Es kann schwierig sein, tiefe Gewebeschädigungen bei Personen mit dunkler Hautfarbe zu entdecken. Bei der Entstehung kann es zu einer dünnen Blase über einem dunklen Wundbett kommen. Die Wunde kann sich weiter verändern und von einem dünnen Schorf bedeckt sein. Auch unter optimaler Behandlung kann es zu einem rasanten Verlauf unter Freilegung weiterer Gewebeschichten kommen.

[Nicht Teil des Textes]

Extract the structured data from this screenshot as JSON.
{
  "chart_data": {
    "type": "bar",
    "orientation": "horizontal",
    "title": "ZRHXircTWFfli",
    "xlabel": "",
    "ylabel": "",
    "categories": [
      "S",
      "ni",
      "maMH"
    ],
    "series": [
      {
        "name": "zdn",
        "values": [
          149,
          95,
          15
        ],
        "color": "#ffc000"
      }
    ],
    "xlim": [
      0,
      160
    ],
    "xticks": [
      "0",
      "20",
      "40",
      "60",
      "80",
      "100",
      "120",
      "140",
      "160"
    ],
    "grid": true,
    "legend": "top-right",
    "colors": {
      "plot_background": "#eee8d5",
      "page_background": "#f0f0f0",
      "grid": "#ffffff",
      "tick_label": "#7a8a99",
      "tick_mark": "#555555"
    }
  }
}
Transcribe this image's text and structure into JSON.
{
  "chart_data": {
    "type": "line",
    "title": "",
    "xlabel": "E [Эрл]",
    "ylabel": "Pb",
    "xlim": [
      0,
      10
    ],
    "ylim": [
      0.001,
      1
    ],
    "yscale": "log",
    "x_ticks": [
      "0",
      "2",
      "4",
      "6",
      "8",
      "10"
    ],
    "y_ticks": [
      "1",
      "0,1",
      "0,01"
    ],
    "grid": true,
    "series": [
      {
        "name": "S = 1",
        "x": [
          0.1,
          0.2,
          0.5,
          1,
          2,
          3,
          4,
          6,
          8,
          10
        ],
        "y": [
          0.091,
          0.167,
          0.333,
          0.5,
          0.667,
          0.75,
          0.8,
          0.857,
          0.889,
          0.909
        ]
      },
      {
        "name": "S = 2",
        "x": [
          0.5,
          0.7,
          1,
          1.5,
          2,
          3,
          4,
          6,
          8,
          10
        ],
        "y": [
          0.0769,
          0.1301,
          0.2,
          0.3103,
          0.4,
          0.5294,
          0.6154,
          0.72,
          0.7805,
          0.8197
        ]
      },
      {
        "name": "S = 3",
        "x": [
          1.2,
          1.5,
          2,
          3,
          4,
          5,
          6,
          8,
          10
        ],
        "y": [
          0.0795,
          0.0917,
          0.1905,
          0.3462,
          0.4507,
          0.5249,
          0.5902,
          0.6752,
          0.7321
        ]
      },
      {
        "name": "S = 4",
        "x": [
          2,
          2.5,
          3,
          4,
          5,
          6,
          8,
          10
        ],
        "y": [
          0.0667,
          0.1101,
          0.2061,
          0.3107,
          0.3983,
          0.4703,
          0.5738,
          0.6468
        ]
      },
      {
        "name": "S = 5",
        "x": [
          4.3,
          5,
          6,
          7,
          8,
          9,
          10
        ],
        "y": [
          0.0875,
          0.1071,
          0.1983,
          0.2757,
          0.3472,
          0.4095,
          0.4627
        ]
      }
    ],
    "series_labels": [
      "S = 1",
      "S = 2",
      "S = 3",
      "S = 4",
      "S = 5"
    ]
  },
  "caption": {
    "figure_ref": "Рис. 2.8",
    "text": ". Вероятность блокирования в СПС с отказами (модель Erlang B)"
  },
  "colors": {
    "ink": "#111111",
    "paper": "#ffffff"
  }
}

Texte aus: National Pressure Ulcer Advisory Panel, European Pressure Ulcer Advisory Panel and Pan Pacific Pressure Injury Alliance. Prevention and Treatment of Pressure Ulcers: Quick Reference Guide. Emily Haesler (Ed.). Cambridge Media: Osborne Park, Western Australia; 2014; Illustrationen: © LIGAMED medical Produkte GmbH

 

Achtung: Nicht selten werden Hautmazerationen mit Druckgeschwüren verwechselt. Es handelt sich jedoch um zwei verschiedene Erkrankungen mit völlig unterschiedlichen Ursachen die dementsprechend unterschiedliche Behandlung benötigen.

Dekubitus

Feuchtigkeitswunde

  Dekubitus Feuchtigkeitswunde
Lokalisation entsteht an einem darunterliegenden Knochen (z.B. Kreuzbein) entsteht in einer Hautfalte (z.B. am Steißbein)
Wundumgebung scharf abgegrenzt diffuse Ausbreitung
Wundgrund schlecht durchblutet, evtl. mit Nekrosen gut durchblutet, Wunde geht maximal bis zur Dermis

 

Fingertest nach Phillips:

Damit kann man einen Dekubitus ersten Grades von einer Hautrötung anderer Ursache unterscheiden. Der Test wurde von Jenny Phillips 1997 beschrieben:

Drücken sie mit einem Finger auf die Hautrötung:

Entsteht ein weißer Umriss und erscheint der Fingerabdruck nach dem Loslassen für einen kurzen Moment weiß, ist dies eine wegdrückbare Rötung und damit der Fingertest negativ. Es liegt kein Dekubitus vor, sondern ein allergisch oder entzündlich bedingtes Erythem.

Ist die Rötung nicht wegdrückbar und bleibt nach Loslassen bestehen, ist der Fingertest positiv: Es liegt eine druckbedingte Hautschädigung vor.